Hoje vivemos num mundo com smartphones, Pong é banal. Crianças mexem com smartphones com naturalidade, a exigência para gerar impacto é maior. Pokémon Go, de 2016, conseguiu novamente introduzir possibilidades inéditas para as pessoas, transformando-se em um fenômeno mundial. Claro que Pokémon Go só existe porque um dia houve um Pong.

Essa evolução acontece em uma relação tensa com as possibilidades técnicas. Shadow of the colossus, para citar o exemplo que você propõe, parece ter acontecido graças às condições dadas ao diretor Fumito Ueda pela Sony, então incontestável líder da indústria de consoles. Gone home tem plasmado o espírito independente, uma narrativa sucinta de poucos recursos, que compensa destacando os arcos dos personagens em uma exposição que raramente se vê nos jogos mainstream. É comparável a postura das editoras independentes.

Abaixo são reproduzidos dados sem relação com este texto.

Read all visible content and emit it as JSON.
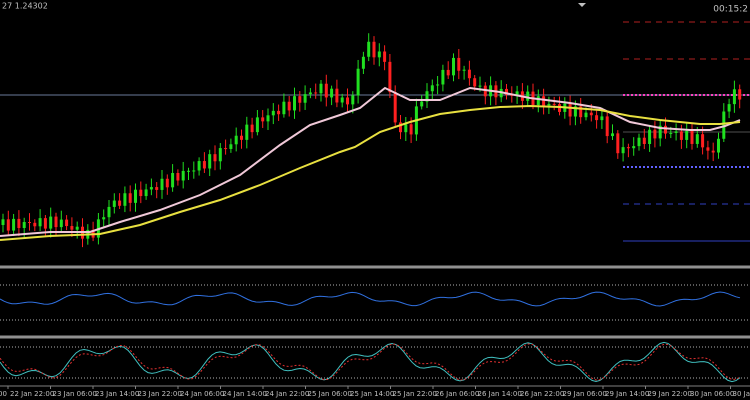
{
  "header": {
    "symbol_price": "27 1.24302",
    "timer": "00:15:2"
  },
  "time_axis": {
    "labels": [
      "00",
      "22 Jan 22:00",
      "23 Jan 06:00",
      "23 Jan 14:00",
      "23 Jan 22:00",
      "24 Jan 06:00",
      "24 Jan 14:00",
      "24 Jan 22:00",
      "25 Jan 06:00",
      "25 Jan 14:00",
      "25 Jan 22:00",
      "26 Jan 06:00",
      "26 Jan 14:00",
      "26 Jan 22:00",
      "29 Jan 06:00",
      "29 Jan 14:00",
      "29 Jan 22:00",
      "30 Jan 06:00",
      "30 Jan 14:00"
    ]
  }
}
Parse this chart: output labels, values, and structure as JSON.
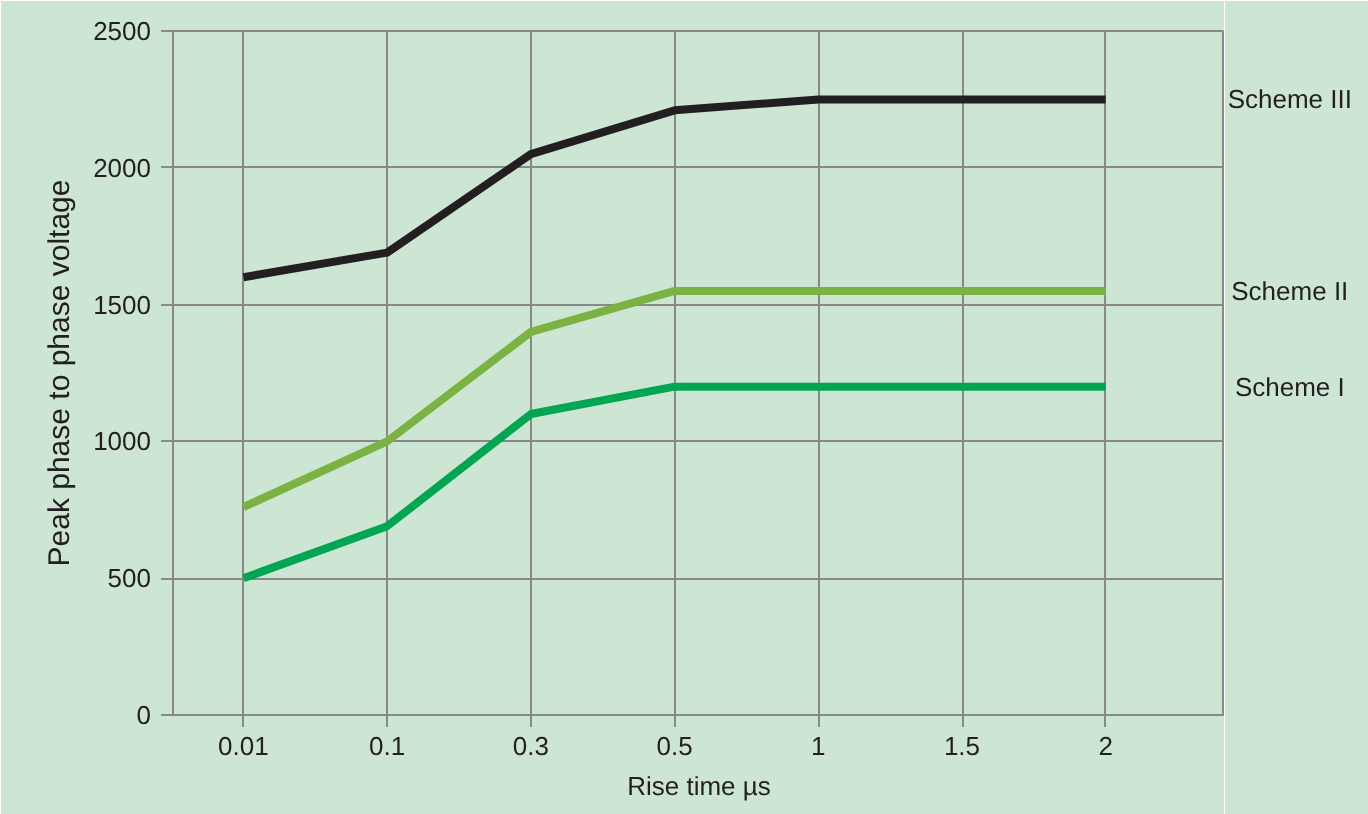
{
  "chart_data": {
    "type": "line",
    "xlabel": "Rise time µs",
    "ylabel": "Peak phase to phase voltage",
    "categories": [
      "0.01",
      "0.1",
      "0.3",
      "0.5",
      "1",
      "1.5",
      "2"
    ],
    "series": [
      {
        "name": "Scheme III",
        "color": "#231f20",
        "values": [
          1600,
          1690,
          2050,
          2210,
          2250,
          2250,
          2250
        ]
      },
      {
        "name": "Scheme II",
        "color": "#7ab342",
        "values": [
          760,
          1000,
          1400,
          1550,
          1550,
          1550,
          1550
        ]
      },
      {
        "name": "Scheme I",
        "color": "#00a651",
        "values": [
          500,
          690,
          1100,
          1200,
          1200,
          1200,
          1200
        ]
      }
    ],
    "ylim": [
      0,
      2500
    ],
    "yticks": [
      0,
      500,
      1000,
      1500,
      2000,
      2500
    ],
    "grid": true,
    "marker": "none",
    "line_style": "solid"
  }
}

Gone home mostra como a evolução da estética nem sempre aponta para o acréscimo de efeitos visuais e sonoros mais complexos, que exigem placas de vídeo mais poderosas. Desde meados dos anos 2000, os estúdios independentes mostraram que direções de arte com mais personalidade também empurram essa evolução. Braid é de uma simplicidade gráfica cativante. 

Assim como ocorreu no surgimento do daguerreótipo e, pouco depois, das primeiras câmeras fotográficas, parece que o negacionismo com os games enquanto arte parte do apagamento que sofre por não estar (ou estar pouco) em espaços mais tradicionais de discussões estéticas. Os debates sobre games acontecem em blogs não especializados, seguindo questões circunstanciais (efemérides do calendário ou lançamentos da indústria). Você pensa uma possibilidade de viragem desse cenário hoje?

Torço que as discussões em torno de videogame deixem de ser pautadas pelo marketing das empresas, mas isso é difícil. O mercado de arte trabalha com uma dinâmica de novidades e parte da fruição vem da experiência social. Os que jogaram Sekiro pouco depois do lançamento relatam como houve um espírito comunitário para desvendar as melhores estratégias do jogo da FromSoftware. Por mais que eu adquira o jogo agora, mais de um ano depois do lançamento, minha experiência será diferente. 

Videogame por diversos prismas prova que se trata de uma experiência humana rica, digna de ser analisada, com pluralidade imensa. Enquanto aos artefatos artísticos em si, a crítica extrai experiências mais aprofundadas dos mesmos, o que amplia essa parte importante da cultura e da vida. Forma melhores espectadores e criadores. O gargalo está no mercado, que por sua vez depende do interesse dos jogadores, que por sua vez precisam acessar esse tipo de conteúdo, se acostumar com ele. É necessário despertar um ciclo virtuoso, com um agente incentivando o outro, de alguma forma. Aliás, cabe uma pausa para pensar na literatura. Muitos reclamam que os livros têm espaço exíguo de debate público. Talvez o jeito de ampliar essa ciranda de eventos positivos. Se serve de consolo, videogame infelizmente ainda não tem nada nem parecido com um Suplemento Pernambuco. E seria ótimo ter um espaço para se aprofundar em Diablo IIINight in the woods Resident Evil 4, para citar alguns que recentemente joguei.

A análise de videogame, no entanto, encontra desafios que exigem uma aproximação diferente. Um exemplo são os MODs, modificações feitas a jogos que escapam do controle dos criadores, embora os mesmos incentivem que isso aconteça. Ou ainda o comportamento de outros jogadores prejudicando ou ajudando a peça artística. Ou seja, há criações e influências do jogo que não são de responsabilidade do autor, embora provoquem influências no mesmo. Fazer um juízo ou apreciação desses elementos é arriscado. Há muito pioneirismo e ineditismo nessa seara tão intimamente ligada com a inovação, seu dinamismo não permite apego a modelos teóricos. Particularmente acho esse empinar de pipa no furacão muito empolgante.  

 

NOTAS 

[nota 1] Em setembro de 2005, um bug dentro do jogo World of Warcraft - um dos games mais conhecidos do planeta - se alastrou dentro do mundo virtual criado para o jogo, fazendo com que perfis de jogadores ficassem inutilizados por vários dias. O caso foi estudado por epidemiologistas por figurar uma pandemia dentro de um ambiente de segurança virtual em relação com o comportamento humano.